How much time will an expensive bike save?
in General Chat
I have a basic road bike (Trek 1.2) with cheap clip on aero-bars. If I do c.1.15 over 40k on this, how much would the time improve if I had a proper tri-bike (and which one)? Can't seem to get clear guidance on this so any views welcome.
Many thanks,
dhcm
Many thanks,
dhcm
0
Comments
Can see your point, have a roadbike 2001 without aerobars, have passed out lads with 5k TT bikes but also been passed out myself by lads on hybrids with race wheels...its all whats in your engine.
As a guide, on my regular 26km loop I took 3 mins off when I got my time trial bike, which I got from Andy Morgan at Kinetic-One (www.kinetic-one.co.uk). I then managed to take off a further minute and a half by getting an aero helmet. This year with a disc wheel & deep section front wheel I have taken a further 40 secs off my PB. This is a bit unscientific but my bike times are usually in the top 5% of the races I do (mostly duathlons) since I had my TT bike whereas beforehand they were very much midfield.
Put it this way - if you do time trials, none of the fast guys are on standard road bikes! My guess is that with your times you're looking at about a 7-10 minute saving over 40km.

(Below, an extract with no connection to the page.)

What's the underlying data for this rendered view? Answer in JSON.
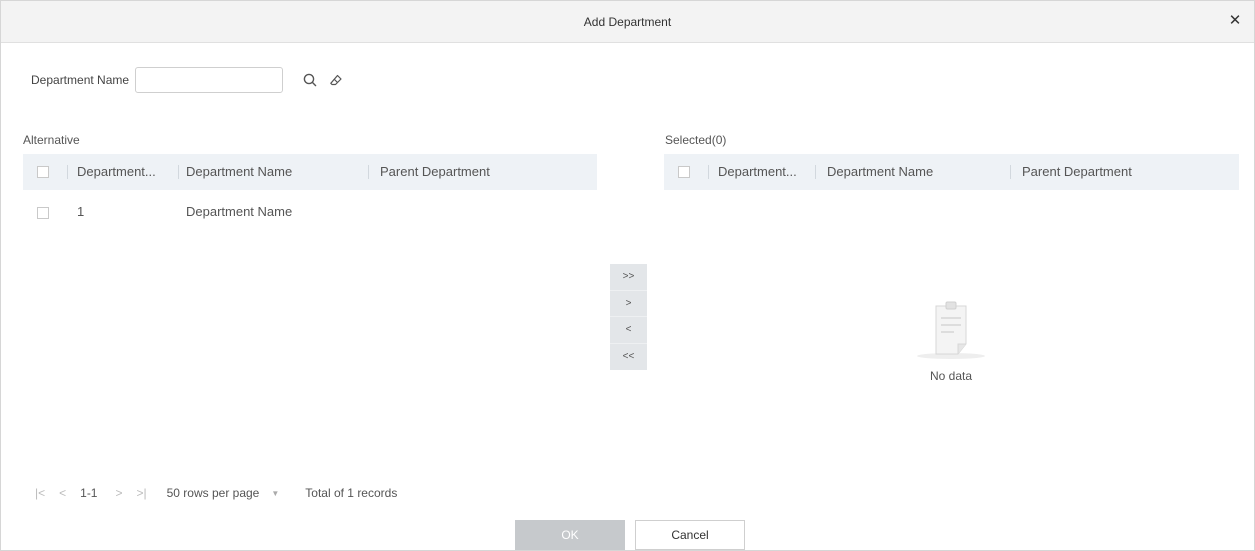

I just went over 2 minutes slower on my flashy TT bike today (£2k+) than I did last year on my £200 eBay beater, on the same course. To say I'm in the huff is an understatement!

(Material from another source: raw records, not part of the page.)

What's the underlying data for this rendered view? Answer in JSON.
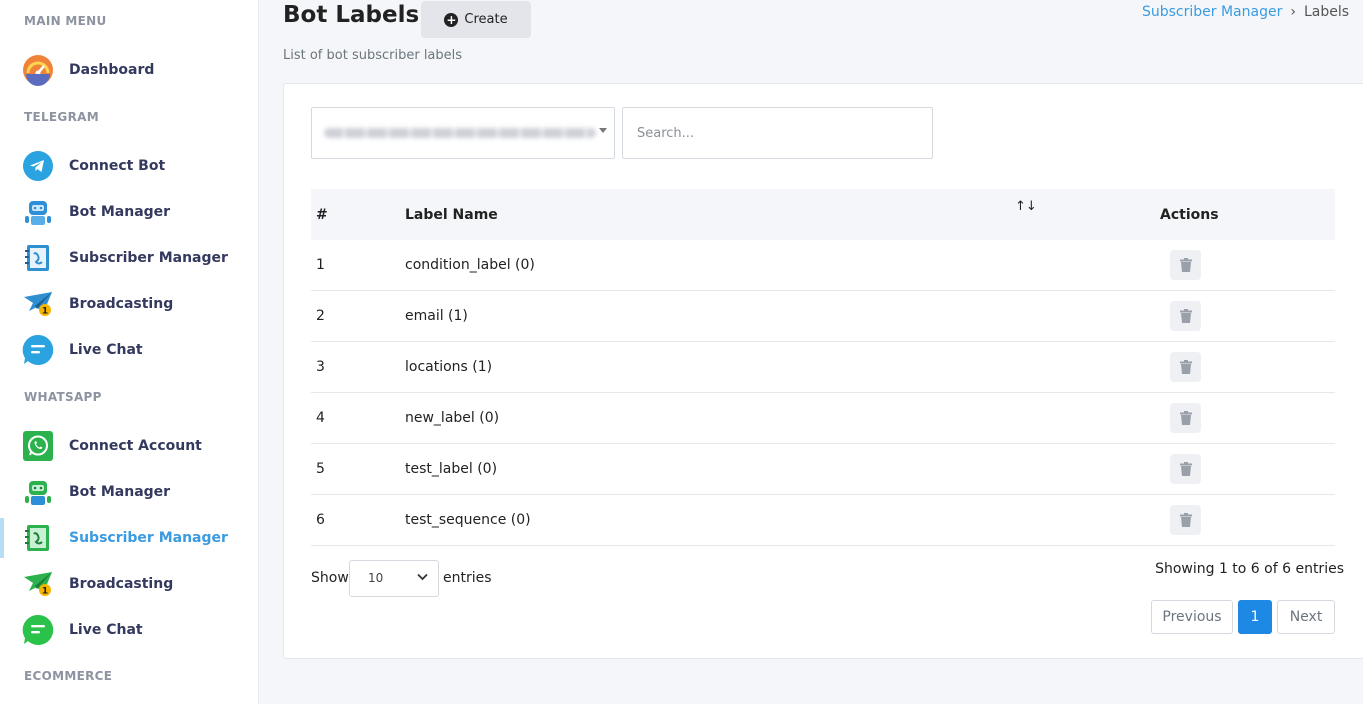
{
  "sidebar": {
    "sections": {
      "main_menu": "MAIN MENU",
      "telegram": "TELEGRAM",
      "whatsapp": "WHATSAPP",
      "ecommerce": "ECOMMERCE"
    },
    "items": [
      {
        "label": "Dashboard",
        "icon": "speedometer-icon"
      },
      {
        "label": "Connect Bot",
        "icon": "telegram-icon"
      },
      {
        "label": "Bot Manager",
        "icon": "robot-icon"
      },
      {
        "label": "Subscriber Manager",
        "icon": "contacts-book-icon"
      },
      {
        "label": "Broadcasting",
        "icon": "paper-plane-icon"
      },
      {
        "label": "Live Chat",
        "icon": "chat-bubble-icon"
      },
      {
        "label": "Connect Account",
        "icon": "whatsapp-icon"
      },
      {
        "label": "Bot Manager",
        "icon": "robot-icon"
      },
      {
        "label": "Subscriber Manager",
        "icon": "contacts-book-icon",
        "active": true
      },
      {
        "label": "Broadcasting",
        "icon": "paper-plane-icon"
      },
      {
        "label": "Live Chat",
        "icon": "chat-bubble-icon"
      }
    ]
  },
  "header": {
    "title": "Bot Labels",
    "create_label": "Create",
    "subtitle": "List of bot subscriber labels",
    "breadcrumb": {
      "parent": "Subscriber Manager",
      "separator": "›",
      "current": "Labels"
    }
  },
  "filters": {
    "bot_select_value": "mehedi_test_display_name (+8801...)",
    "search_placeholder": "Search..."
  },
  "table": {
    "columns": [
      "#",
      "Label Name",
      "Actions"
    ],
    "rows": [
      {
        "num": "1",
        "name": "condition_label (0)"
      },
      {
        "num": "2",
        "name": "email (1)"
      },
      {
        "num": "3",
        "name": "locations (1)"
      },
      {
        "num": "4",
        "name": "new_label (0)"
      },
      {
        "num": "5",
        "name": "test_label (0)"
      },
      {
        "num": "6",
        "name": "test_sequence (0)"
      }
    ]
  },
  "footer": {
    "show_label": "Show",
    "page_length": "10",
    "entries_label": "entries",
    "info": "Showing 1 to 6 of 6 entries",
    "prev": "Previous",
    "current_page": "1",
    "next": "Next"
  },
  "colors": {
    "accent": "#3b9be0",
    "pager_active": "#1e88e5"
  }
}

You can't compare times from races a year apart, as you've a full year's training/ no-training to factor in, plus weather, how you feel on the day, taper etc etc etc.
I know from reguarly timing myself in training, that my time for training bike (entry level bike, clip ons, basic wheels, standard helmet) vs race bike (carbon composite frame (not TT), Trispoke wheels, ceramic bearings, aero helmet etc), that it can make a huge difference.
I'll normally average around 31kph on my training bike. I haven't been out on my race bike this year yet (she only goes out when it's sunny & dry) but I'll normally average 37-38.
Thanks all for comments.
so I got myself a 3k carbon tt bike.
he still kicks my ass by just as much...
but I look better!
Spend money on the engine, IMO.
Whether that means more speed & less time, or simply less tired at the end through watts saved (= quicker run?) it's all good.
Go on spend the money, you're helping the economy
Interesting article here comparing various bike set ups from standard road all the way up to full on aero bike with all the gizmos...
http://www.bikeradar.com/news/article/h ... aero-19273
A TT bike won't make you any quicker if you adopt the same position on it as your road bike (well the aero tubes might make you a touch quicker, but only a small and difficult to measure amount). The set up on a TT bike is very different to a road bike and your body position needs to change to take advantage of the geometry of the bike. Set up well a TT bike will be more aero, more comfortable on the aero bars, powerful and also allow a better run off the bike.